Dentro da proposta de expandir a linha Jeep, a Willys colocava no mercado norte-americano em 1948 o Jeepster, modelo de perfil esportivo e voltado ao lazer. As linhas básicas do Jeep tornavam-se mais atraentes com a baixa altura de rodagem, a frente emprestada pela Station Wagon e a traseira de formas mais refinadas, com os para-lamas da picape.
Trazia ainda pneus de faixa branca, calotas e o estepe na parte posterior em posição inclinada. Com desempenho modesto fornecidos pelos 63 ou 72 cv brutos — de acordo com o motor de quatro ou seis cilindros — e tração somente traseira, não agradou: apenas 19 mil unidades foram vendidas em quase três anos.
A ideia foi recuperada em 1962 pela marca no Brasil, tendo como principais diferenças a maior distância entre eixos, a frente da Rural e o estepe na parte traseira. Denominado Saci, o “jipe esportivo” (projeções acima) foi apresentado no Salão do Automóvel daquele ano até com sugestão de preço, mas não chegou à produção.
Para marcar o cinquentenário do Jeepster, em 1998, a Chrysler — detentora da marca Jeep — apresentou um carro-conceito com o mesmo nome e proposta, mas dotado de motor V8 de 4,7 litros e 275 cv, transmissão automática e enormes pneus em rodas de 19 polegadas. Não passou do estudo.
A picape
Tradicional na produção de caminhões leves, a Willys lançava nos EUA já em 1946 uma versão do Jeep com caçamba, a Pickup Willys. Da aparência frontal à distância entre eixos, passando pela mecânica, a picape era muito similar à Station Wagon e podia transportar 500 kg de carga. No ano seguinte aparecia uma versão de entre-eixos longo apta a uma tonelada.

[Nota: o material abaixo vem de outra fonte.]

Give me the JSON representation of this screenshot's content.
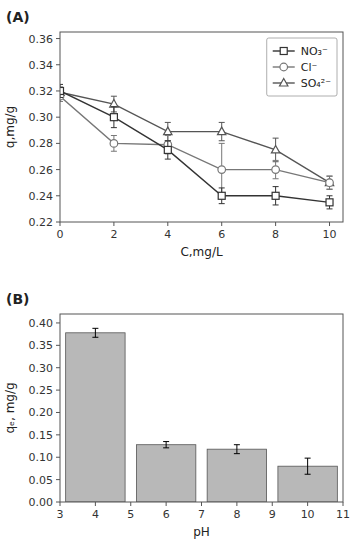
{
  "chart_data": [
    {
      "type": "line",
      "annotation": "(A)",
      "xlabel": "C,mg/L",
      "ylabel": "q,mg/g",
      "x": [
        0,
        2,
        4,
        6,
        8,
        10
      ],
      "series": [
        {
          "name": "NO₃⁻",
          "color": "#333333",
          "marker": "square",
          "values": [
            0.32,
            0.3,
            0.275,
            0.24,
            0.24,
            0.235
          ],
          "errors": [
            0.005,
            0.008,
            0.007,
            0.006,
            0.007,
            0.005
          ]
        },
        {
          "name": "Cl⁻",
          "color": "#777777",
          "marker": "circle",
          "values": [
            0.316,
            0.28,
            0.279,
            0.26,
            0.26,
            0.25
          ],
          "errors": [
            0.004,
            0.006,
            0.007,
            0.02,
            0.007,
            0.005
          ]
        },
        {
          "name": "SO₄²⁻",
          "color": "#555555",
          "marker": "triangle",
          "values": [
            0.319,
            0.31,
            0.289,
            0.289,
            0.275,
            0.25
          ],
          "errors": [
            0.004,
            0.006,
            0.007,
            0.007,
            0.009,
            0.005
          ]
        }
      ],
      "xlim": [
        0,
        10.5
      ],
      "ylim": [
        0.22,
        0.365
      ],
      "xticks": [
        0,
        2,
        4,
        6,
        8,
        10
      ],
      "yticks": [
        0.22,
        0.24,
        0.26,
        0.28,
        {
          "value": 0.3,
          "label": "0.30"
        },
        0.32,
        0.34,
        0.36
      ],
      "legend": "upper right",
      "grid": false
    },
    {
      "type": "bar",
      "annotation": "(B)",
      "xlabel": "pH",
      "ylabel": "qₑ, mg/g",
      "x": [
        4,
        6,
        8,
        10
      ],
      "values": [
        0.378,
        0.128,
        0.118,
        0.08
      ],
      "errors": [
        0.01,
        0.007,
        0.01,
        0.018
      ],
      "color": "#b8b8b8",
      "xlim": [
        3,
        11
      ],
      "ylim": [
        0.0,
        0.42
      ],
      "xticks": [
        3,
        4,
        5,
        6,
        7,
        8,
        9,
        10,
        11
      ],
      "yticks": [
        {
          "value": 0,
          "label": "0.00"
        },
        0.05,
        {
          "value": 0.1,
          "label": "0.10"
        },
        0.15,
        {
          "value": 0.2,
          "label": "0.20"
        },
        0.25,
        {
          "value": 0.3,
          "label": "0.30"
        },
        0.35,
        {
          "value": 0.4,
          "label": "0.40"
        }
      ],
      "grid": false
    }
  ]
}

No Brasil ela foi lançada em 1961 como Pickup Jeep, com tração 4×2 ou 4×4, banco para três pessoas e a frente mais larga da Rural brasileira. Podia transportar 800 kg de carga e vir com caçamba de aço ou carroceria de madeira. Versatilidade não faltava com as versões furgão, ambulância, de cabine dupla, bombeiro e carro-forte. Foi por muito tempo a única picape nacional a reunir tração 4×4, reduzida e roda-livre — e a mais barata delas.
A proposta de uma versão Luxo (fotos acima em preto e branco) era revelada em 1963. A Pickup ganhava para-choques e grades cromados e pintura em dois tons: apenas o teto e a parte superior da frente, mas não o capô, vinham em branco. A ideia não chegou à produção. Depois da compra da Willys, a picape era renomeada Ford F-75 (acima em laranja) em 1972. Ganhava opção do motor de 2,3 litros em 1975 e mais tarde a versão a álcool. Deixou de ser produzida apenas em 1982.
A versão militar F-85 (acima), criada em 1962, substituiu picapes Dodge da Segunda Guerra Mundial e foi muito usada pelo Exército, a Marinha e os Fuzileiros Navais, além de exportada para Portugal. Recebia para-choques reforçados, grades protetoras nos faróis, guincho mecânico, gancho para reboque na traseira e para-brisa rebatível. Uma capota de lona substituía o teto e não havia portas. Para transporte de pessoal podia chegar a 10 lugares. Algumas foram equipadas com metralhadoras, outros com canhões. E ganharam um curioso apelido: “Cachorro Louco”.